I'm snotty about pizza. I grew up in Philadelphia. I lived in New York. I know from pizza. Houston's not a pizza town. It just isn't. There's no indigenous Italian population to speak of, certainly not the sort of settled-off-the-boat population you can find in South Philly or Little Italy, or on Arthur Avenue in the Bronx.
But amazingly, there are excellent pizzas to be had here in the Bayou City.
First and foremost, there is Dolce Vita Pizzeria Enoteca on Westheimer. First off, let's just get it out of the way: Dolce Vita is a complete rip-off of Mario Batali's Otto at One Fifth Avenue in Greenwich Village. It is. The menu was simply stolen from Otto (as the Chronicle's Allison Cook actually discovered), and had some trademark attorneys not whispered in the chef-owner's ear, it probably would have been called "Otto West" or something similar. But ignore all that. Who cares? How often do you get to Otto? The parking situation is bad at Dolce Vita, but believe me, it's worse at Otto. More importantly, Dolce Vita has better pizza than Otto.
This isn't reverse-snobbery, people. It's true. Everything at Otto is super-uber-wonderful, except for the pizza. Batali's concepts far exceed his cooks' grasp at Otto, if only with regard to the pizza. Their appetizers are fantastic, their wine list brilliant and reasonable (for NYC), the vibe fun and downtown-y. But the pizzas? Eh.
The pizza at Dolce Vita is simply spectacular. Thin, fresh, bubbly and oily pizzas with immaculate toppings. My siciliana pizza, with olives and fresh tomato sauce, was so fruity and perfect that my friends tore pieces of it for themselves, like feral dogs. Even wacky pizzas, like the tonno pizza (covered with canned -- yep -- canned tuna) worked beautifully.

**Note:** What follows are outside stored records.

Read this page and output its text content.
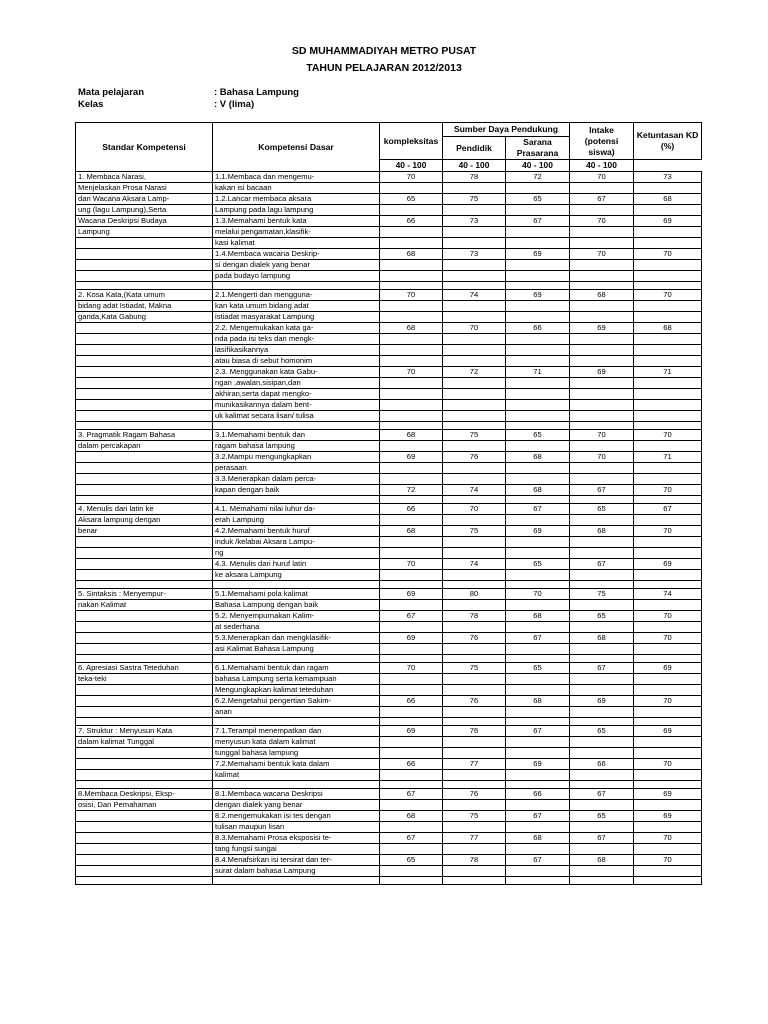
SD MUHAMMADIYAH METRO PUSAT
TAHUN PELAJARAN 2012/2013
Mata pelajaran	: Bahasa Lampung
Kelas	: V (lima)
Standar Kompetensi	Kompetensi Dasar	kompleksitas	Sumber Daya Pendukung		Intake (potensi siswa)	Ketuntasan KD (%)
			Pendidik	Sarana Prasarana		
		40 - 100	40 - 100	40 - 100	40 - 100	
1. Membaca Narasi,	1.1.Membaca dan mengemu-	70	78	72	70	73
Menjelaskan Prosa Narasi	kakan isi bacaan					
dan Wacana Aksara Lamp-	1.2.Lancar membaca aksara	65	75	65	67	68
ung (lagu Lampung),Serta	Lampung pada lagu lampung					
Wacana Deskripsi Budaya	1.3.Memahami bentuk kata	66	73	67	70	69
Lampung	melalui pengamatan,klasifik-					
	kasi kalimat					
	1.4.Membaca wacana Deskrip-	68	73	69	70	70
	si dengan dialek yang benar					
	pada budayo lampung					

2. Kosa Kata,(Kata umum	2.1.Mengerti dan mengguna-	70	74	69	68	70
bidang adat Istiadat, Makna	kan kata umum bidang adat					
ganda,Kata Gabung	istiadat masyarakat Lampung					
	2.2. Mengemukakan kata ga-	68	70	66	69	68
	nda pada isi teks dan mengk-					
	lasifikasikannya					
	atau biasa di sebut homonim					
	2.3. Menggunakan kata Gabu-	70	72	71	69	71
	ngan ,awalan,sisipan,dan					
	akhiran,serta dapat mengko-					
	munikasikannya dalam bent-					
	uk kalimat secara lisan/ tulisa					

3. Pragmatik Ragam Bahasa	3.1.Memahami bentuk dan	68	75	65	70	70
dalam percakapan	ragam bahasa lampung					
	3.2.Mampu mengungkapkan	69	76	68	70	71
	perasaan					
	3.3.Menerapkan dalam perca-					
	kapan dengan baik	72	74	68	67	70

4. Menulis dari latin ke	4.1. Memahami nilai luhur da-	66	70	67	65	67
Aksara lampung dengan	erah Lampung					
benar	4.2.Memahami bentuk huruf	68	75	69	68	70
	induk /kelabai Aksara Lampu-					
	ng					
	4.3. Menulis dari huruf latin	70	74	65	67	69
	ke aksara Lampung					

5. Sintaksis : Menyempur-	5.1.Memahami pola kalimat	69	80	70	75	74
nakan Kalimat	Bahasa Lampung dengan baik					
	5.2. Menyempurnakan Kalim-	67	78	68	65	70
	at sederhana					
	5.3.Menerapkan dan mengklasifik-	69	76	67	68	70
	asi Kalimat Bahasa Lampung					

6. Apresiasi Sastra Teteduhan	6.1.Memahami bentuk dan ragam	70	75	65	67	69
teka-teki	bahasa Lampung serta kemampuan					
	Mengungkapkan kalimat teteduhan					
	6.2.Mengetahui pengertian Sakim-	66	76	68	69	70
	anan					

7. Struktur : Menyusun Kata	7.1.Terampil menempatkan dan	69	76	67	65	69
dalam kalimat Tunggal	menyusun kata dalam kalimat					
	tunggal bahasa lampung					
	7.2.Memahami bentuk kata dalam	66	77	69	66	70
	kalimat					

8.Membaca Deskripsi, Eksp-	8.1.Membaca wacana Deskripsi	67	76	66	67	69
osisi, Dan Pemahaman	dengan dialek yang benar					
	8.2.mengemukakan isi tes dengan	68	75	67	65	69
	tulisan maupun lisan					
	8.3.Memahami Prosa eksposisi te-	67	77	68	67	70
	tang fungsi sungai					
	8.4.Menafsirkan isi tersirat dan ter-	65	78	67	68	70
	surat dalam bahasa Lampung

On the other end, the home-delivery front, New York Pizzeria (a local chain) has one Platonic pie: the Prosciutto Pizza. Thin slices of prosciutto and Roma tomatoes with (just okay) mozzarella cheese and basil on an honest-to-God, chewy, yeasty crust. It ain't pretty, people. It's not supposed to be. What it is, is a brilliant alternative to the increasingly repulsive national chains like Dominos and (sadly, because they used to be different) Papa John's. They're not always consistently great -- every fourth or fifth time, they give us a sucky pizza, just to remind us how good they usually are -- but when they're on, it's a great pie.

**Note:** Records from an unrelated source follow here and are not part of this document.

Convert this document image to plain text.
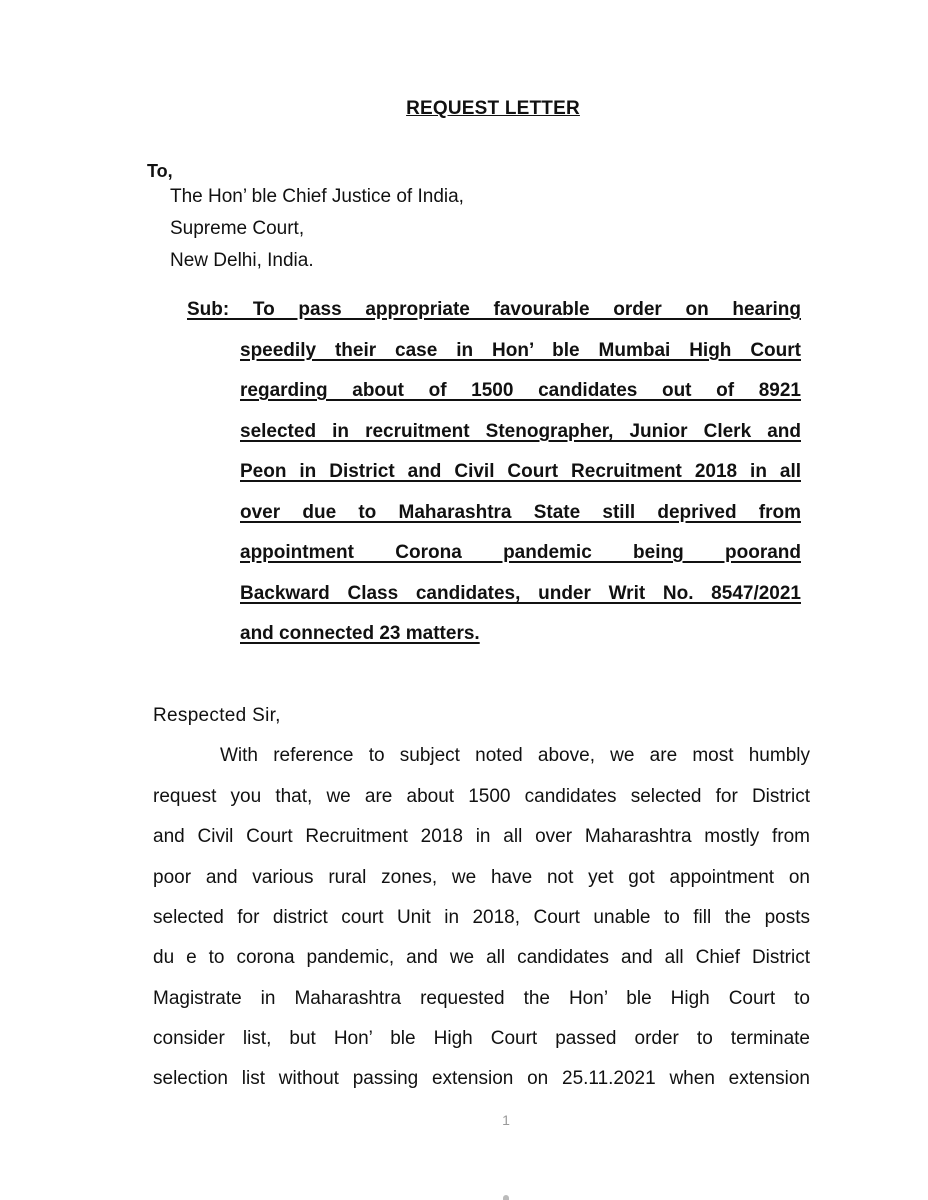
REQUEST LETTER
To,
The Hon’ ble Chief Justice of India,
Supreme Court,
New Delhi, India.
Sub: To pass appropriate favourable order on hearing
speedily their case in Hon’ ble Mumbai High Court
regarding about of 1500 candidates out of 8921
selected in recruitment Stenographer, Junior Clerk and
Peon in District and Civil Court Recruitment 2018 in all
over due to Maharashtra State still deprived from
appointment Corona pandemic being poorand
Backward Class candidates, under Writ No. 8547/2021
and connected 23 matters.
Respected Sir,
With reference to subject noted above, we are most humbly
request you that, we are about 1500 candidates selected for District
and Civil Court Recruitment 2018 in all over Maharashtra mostly from
poor and various rural zones, we have not yet got appointment on
selected for district court Unit in 2018, Court unable to fill the posts
du e to corona pandemic, and we all candidates and all Chief District
Magistrate in Maharashtra requested the Hon’ ble High Court to
consider list, but Hon’ ble High Court passed order to terminate
selection list without passing extension on 25.11.2021 when extension
1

WARNING: we've only ever ordered from New York Pizzeria's Midtown location on West Gray. When we moved to a different part of town, my wife begged and wheedled the Midtown guys -- who call her "doll" and don't even let her specify her order when our number pops up on their caller ID, because they know -- into delivering to our new digs. Which is to say, I don't have any reason to think the other locations suck, but who knows?